The most influential legal thinker in the development of modern American interrogation policy is not a behavioral psychologist, international lawyer or counterinsurgency expert. Reading both Jane Mayer's stunning "The Dark Side," and Philippe Sands's "Torture Team," it quickly becomes plain that the prime mover of American interrogation doctrine is none other than the star of Fox television's "24," Jack Bauer.
This fictional counterterrorism agent—a man never at a loss for something to do with an electrode—has his fingerprints all over U.S. interrogation policy. As Sands and Mayer tell it, the lawyers designing interrogation techniques cited Bauer more frequently than the Constitution.
According to British lawyer and writer Sands, Jack Bauer—played by Kiefer Sutherland—was an inspiration at early "brainstorming meetings" of military officials at Guantánamo in September 2002. Diane Beaver, the staff judge advocate general who gave legal approval to 18 controversial interrogation techniques including waterboarding, sexual humiliation and terrorizing prisoners with dogs, told Sands that Bauer "gave people lots of ideas." Michael Chertoff, the Homeland Security chief, gushed in a panel discussion on "24" organized by the Heritage Foundation that the show"reflects real life."
John Yoo, the former Justice Department lawyer who produced the so-called torture memos—simultaneously redefining both the laws of torture and of logic—cites Bauer in his book "War by Other Means." "What if, as the Fox television program '24' recently portrayed, a high-level terrorist leader is caught who knows the location of a nuclear weapon?" Even Supreme Court Justice Antonin Scalia, speaking in Canada last summer, shows a gift for this casual toggling between television and the Constitution. "Jack Bauer saved Los Angeles … He saved hundreds of thousands of lives," Scalia said. "Are you going to convict Jack Bauer?"
There are many reasons that matriculation from the Jack Bauer School of Law would have encouraged even cautious legal thinkers to bend and eventually break our longstanding rules against torture. U.S. interrogators rarely if ever encounter a "ticking time bomb," someone with detailed information about an imminent terror plot. But according to the advocacy group the Parents Television Council (which has declared war on "24"), Bauer encounters a ticking time bomb an average of 12 times every season. Given that each season represents a 24-hour period, Bauer encounters someone who needs torturing 12 times per day. Experienced interrogators know that information extracted through torture is rarely reliable. But Jack Bauer's torture not only elicits the truth, it does so before the commercial. He is a human polygraph who has a way with flesh-eating chemicals.
It's no wonder high-ranking lawyers in the Bush administration erected an entire torture policy around the fictional edifice of Jack Bauer. He's a hero. Men want to be him, and women want to be there to hand him the electrical cord. Yoo wanted to change American torture law to accommodate him, and Justice Scalia wants to immunize him from prosecution. The problem is not just that they all saw themselves in Jack Bauer.
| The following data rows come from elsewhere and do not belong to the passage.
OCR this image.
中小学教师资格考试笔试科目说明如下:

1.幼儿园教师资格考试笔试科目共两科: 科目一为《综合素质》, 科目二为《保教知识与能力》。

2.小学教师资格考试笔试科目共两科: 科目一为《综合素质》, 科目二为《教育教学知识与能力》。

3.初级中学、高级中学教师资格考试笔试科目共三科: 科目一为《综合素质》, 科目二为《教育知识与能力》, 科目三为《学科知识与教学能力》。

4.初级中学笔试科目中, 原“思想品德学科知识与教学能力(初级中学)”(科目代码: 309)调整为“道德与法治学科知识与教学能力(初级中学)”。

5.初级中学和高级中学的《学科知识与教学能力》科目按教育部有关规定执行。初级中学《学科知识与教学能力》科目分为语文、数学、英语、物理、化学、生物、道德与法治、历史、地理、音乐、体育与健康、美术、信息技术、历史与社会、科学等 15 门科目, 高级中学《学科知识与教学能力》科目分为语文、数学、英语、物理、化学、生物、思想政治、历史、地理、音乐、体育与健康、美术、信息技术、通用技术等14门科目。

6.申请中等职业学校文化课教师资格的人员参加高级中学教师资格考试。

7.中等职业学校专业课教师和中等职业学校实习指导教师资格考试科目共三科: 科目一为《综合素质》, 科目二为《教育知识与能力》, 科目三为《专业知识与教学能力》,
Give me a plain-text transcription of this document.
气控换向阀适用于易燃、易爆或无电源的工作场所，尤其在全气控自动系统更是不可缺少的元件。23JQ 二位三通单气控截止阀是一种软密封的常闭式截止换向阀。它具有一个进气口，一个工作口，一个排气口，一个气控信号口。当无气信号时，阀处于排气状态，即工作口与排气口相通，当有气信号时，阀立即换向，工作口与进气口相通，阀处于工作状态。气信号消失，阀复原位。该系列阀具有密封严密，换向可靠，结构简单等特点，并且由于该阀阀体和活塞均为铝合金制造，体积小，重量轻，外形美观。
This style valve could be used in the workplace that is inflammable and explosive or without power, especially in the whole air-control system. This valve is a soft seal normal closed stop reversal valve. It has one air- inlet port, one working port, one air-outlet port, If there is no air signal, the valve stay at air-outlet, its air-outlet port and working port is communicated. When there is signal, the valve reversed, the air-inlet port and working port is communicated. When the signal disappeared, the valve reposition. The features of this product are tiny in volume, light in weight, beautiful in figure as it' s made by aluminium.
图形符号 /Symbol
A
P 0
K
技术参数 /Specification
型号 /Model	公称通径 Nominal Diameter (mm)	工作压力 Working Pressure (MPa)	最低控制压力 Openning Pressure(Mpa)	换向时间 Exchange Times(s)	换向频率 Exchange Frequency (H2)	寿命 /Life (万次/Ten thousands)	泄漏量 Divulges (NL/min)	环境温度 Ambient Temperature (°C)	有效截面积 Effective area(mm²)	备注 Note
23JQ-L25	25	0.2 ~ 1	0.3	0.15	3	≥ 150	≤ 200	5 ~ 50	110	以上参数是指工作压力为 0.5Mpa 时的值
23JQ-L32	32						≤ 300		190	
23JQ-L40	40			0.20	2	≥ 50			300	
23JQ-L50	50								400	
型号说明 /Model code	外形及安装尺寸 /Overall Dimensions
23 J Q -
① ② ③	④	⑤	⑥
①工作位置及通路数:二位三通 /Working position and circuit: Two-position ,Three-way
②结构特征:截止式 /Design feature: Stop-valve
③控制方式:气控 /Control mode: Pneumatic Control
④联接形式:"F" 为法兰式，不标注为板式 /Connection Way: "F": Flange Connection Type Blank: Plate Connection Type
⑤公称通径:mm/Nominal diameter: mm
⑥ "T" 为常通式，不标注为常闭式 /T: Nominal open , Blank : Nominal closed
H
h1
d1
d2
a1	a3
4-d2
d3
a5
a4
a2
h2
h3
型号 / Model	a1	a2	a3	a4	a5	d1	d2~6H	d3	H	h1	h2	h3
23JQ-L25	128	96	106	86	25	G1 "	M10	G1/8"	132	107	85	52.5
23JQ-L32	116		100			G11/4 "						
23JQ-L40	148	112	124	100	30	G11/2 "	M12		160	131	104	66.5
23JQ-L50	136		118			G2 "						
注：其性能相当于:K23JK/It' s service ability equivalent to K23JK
The problem was their failure to see what Bauer really represents within the legal universe of "24."
For one thing, Jack Bauer operates outside the law, and he knows it. Nobody in the fictional world of "24" changes the rules to permit him to torture. For the most part, he does so fully aware that he is breaking the law. Bush administration officials turned that formula on its head. In an almost Nixonian twist, the new interrogation doctrine became: "If Jack Bauer does it, it can't be illegal."
Bauer is also willing to accept the consequences of his decisions to break the law. In fact, that is the real source of his heroism—to the extent one finds torture heroic. He makes a moral choice at odds with the prevailing system, and accepts the consequences of the system's judgment. The "heroism" of the Bush administration's torture apologists is slightly less inspiring. None of them is willing to stand up and admit, as Bauer does, that yes, they did "whatever it takes." They instead point fingers and cry "witch hunt."
If you're a fan of "24," you'll enjoy "The Dark Side." There you will meet Mamdouh Habib, an Australian, captured in Pakistan, abused by American interrogators with an electric cattle prod and threatened with rape by dogs. He confessed to all sorts of things that weren't true. He was released after three years without charges. Jack Bauer would have known inside of 10 minutes he was not a ticking time bomb. Our real-life heroes tortured him for years before realizing he was innocent.
That is, of course, the punch line. These lawyers who were dead set on unleashing an army of Jack Bauers against our enemies built a whole torture policy around a fictional character. Bauer himself could have told them that one Jack Bauer—a man who deliberately lives outside the boundaries of law—would have been more than enough.